Fetcher deep dive — truth_poc.py

Exactly what the current script does, what it writes, and what’s coming next to connect data → props → EV.

Fetcher overview (truth_poc.py)

This script is our proof-of-collection. It makes small, polite requests, normalizes fields, and writes a durable SQLite snapshot.

Design goals:

  • Auditable: small surface area, clear outputs.
  • Joinable: stable IDs so we can attach odds/props later.
  • Versionable: core functions are contract-hashed so changes are explicit.

Data points: what we can compute immediately

From schedule + box score alone we can produce:

  • Minutes trend (season vs last 5)
  • Per-minute production rates (PTS/min, AST/min, REB/min)
  • Basic volatility estimates (game-to-game variance)
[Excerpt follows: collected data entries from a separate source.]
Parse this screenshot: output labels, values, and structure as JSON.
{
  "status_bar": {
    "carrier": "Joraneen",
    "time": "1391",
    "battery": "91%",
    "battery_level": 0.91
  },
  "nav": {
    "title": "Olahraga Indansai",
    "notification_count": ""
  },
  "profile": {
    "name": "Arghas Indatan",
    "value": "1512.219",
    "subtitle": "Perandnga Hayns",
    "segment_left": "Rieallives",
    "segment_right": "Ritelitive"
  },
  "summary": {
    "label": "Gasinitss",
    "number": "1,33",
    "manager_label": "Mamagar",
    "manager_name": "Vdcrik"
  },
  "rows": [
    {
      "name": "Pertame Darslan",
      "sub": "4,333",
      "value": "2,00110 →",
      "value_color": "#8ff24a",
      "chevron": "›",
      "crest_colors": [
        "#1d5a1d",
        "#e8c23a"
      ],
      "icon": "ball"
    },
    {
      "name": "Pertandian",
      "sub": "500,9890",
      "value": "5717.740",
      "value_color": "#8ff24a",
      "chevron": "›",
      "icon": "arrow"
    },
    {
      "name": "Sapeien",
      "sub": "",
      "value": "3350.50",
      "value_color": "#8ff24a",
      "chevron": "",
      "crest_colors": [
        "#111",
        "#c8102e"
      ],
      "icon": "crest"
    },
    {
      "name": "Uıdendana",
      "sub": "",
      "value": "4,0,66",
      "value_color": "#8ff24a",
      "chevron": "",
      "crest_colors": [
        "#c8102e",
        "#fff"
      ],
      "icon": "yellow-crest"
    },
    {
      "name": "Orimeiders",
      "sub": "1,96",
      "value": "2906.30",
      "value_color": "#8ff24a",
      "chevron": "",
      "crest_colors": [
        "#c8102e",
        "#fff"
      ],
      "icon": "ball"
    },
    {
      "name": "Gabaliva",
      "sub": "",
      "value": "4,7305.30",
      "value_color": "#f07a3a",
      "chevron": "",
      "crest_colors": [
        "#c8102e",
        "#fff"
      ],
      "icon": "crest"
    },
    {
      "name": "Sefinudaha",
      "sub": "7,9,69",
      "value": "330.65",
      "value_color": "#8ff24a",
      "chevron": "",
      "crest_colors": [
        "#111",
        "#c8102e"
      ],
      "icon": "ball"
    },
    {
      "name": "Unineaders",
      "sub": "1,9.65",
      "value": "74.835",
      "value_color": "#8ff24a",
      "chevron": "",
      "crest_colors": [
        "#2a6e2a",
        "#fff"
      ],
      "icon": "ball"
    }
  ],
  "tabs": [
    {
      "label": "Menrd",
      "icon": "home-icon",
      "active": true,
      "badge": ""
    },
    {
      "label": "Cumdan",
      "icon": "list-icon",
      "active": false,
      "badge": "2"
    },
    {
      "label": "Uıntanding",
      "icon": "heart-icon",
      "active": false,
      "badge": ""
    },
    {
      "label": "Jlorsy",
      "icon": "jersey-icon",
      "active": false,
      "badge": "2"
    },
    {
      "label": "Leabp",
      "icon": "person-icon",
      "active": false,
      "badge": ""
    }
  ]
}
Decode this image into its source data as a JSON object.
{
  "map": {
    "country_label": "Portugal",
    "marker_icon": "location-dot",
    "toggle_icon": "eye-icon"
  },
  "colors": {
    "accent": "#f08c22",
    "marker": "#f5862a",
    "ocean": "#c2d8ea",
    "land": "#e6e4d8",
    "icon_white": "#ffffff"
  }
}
With PBP (optional), we can later derive:

  • Event-based pace proxies and possession timing
  • Foul trouble and substitution timing features
  • Shot profile context (if action subtypes are present)

Known issues and hardening

  • PBP uniqueness / reruns: if you rerun the same game into the same DB with the same capture timestamp, you can hit UNIQUE constraint conflicts. Our hardening patches focus on idempotency and safer event IDs.
  • Endpoint churn: upstream NBA endpoints deprecate versions over time; we’re moving to v3 endpoints when possible and keeping raw_json for schema resilience.
  • Scaling: for multi-season backfills we’ll add chunking, retries with jitter, and a resume ledger so interrupted runs continue safely.

Next: odds & props ingestion

To advise bets, we must ingest the sportsbook side too:

  • Prop markets (points, assists, rebounds, 3PM, combos, etc.)
  • Line (e.g., 24.5 points)
  • Odds price (e.g., -110)
  • Timestamped snapshots so we can measure movement and closing line value (CLV)

We prefer licensed/normalized market data feeds when possible; scraping is a fallback and requires extra stability work.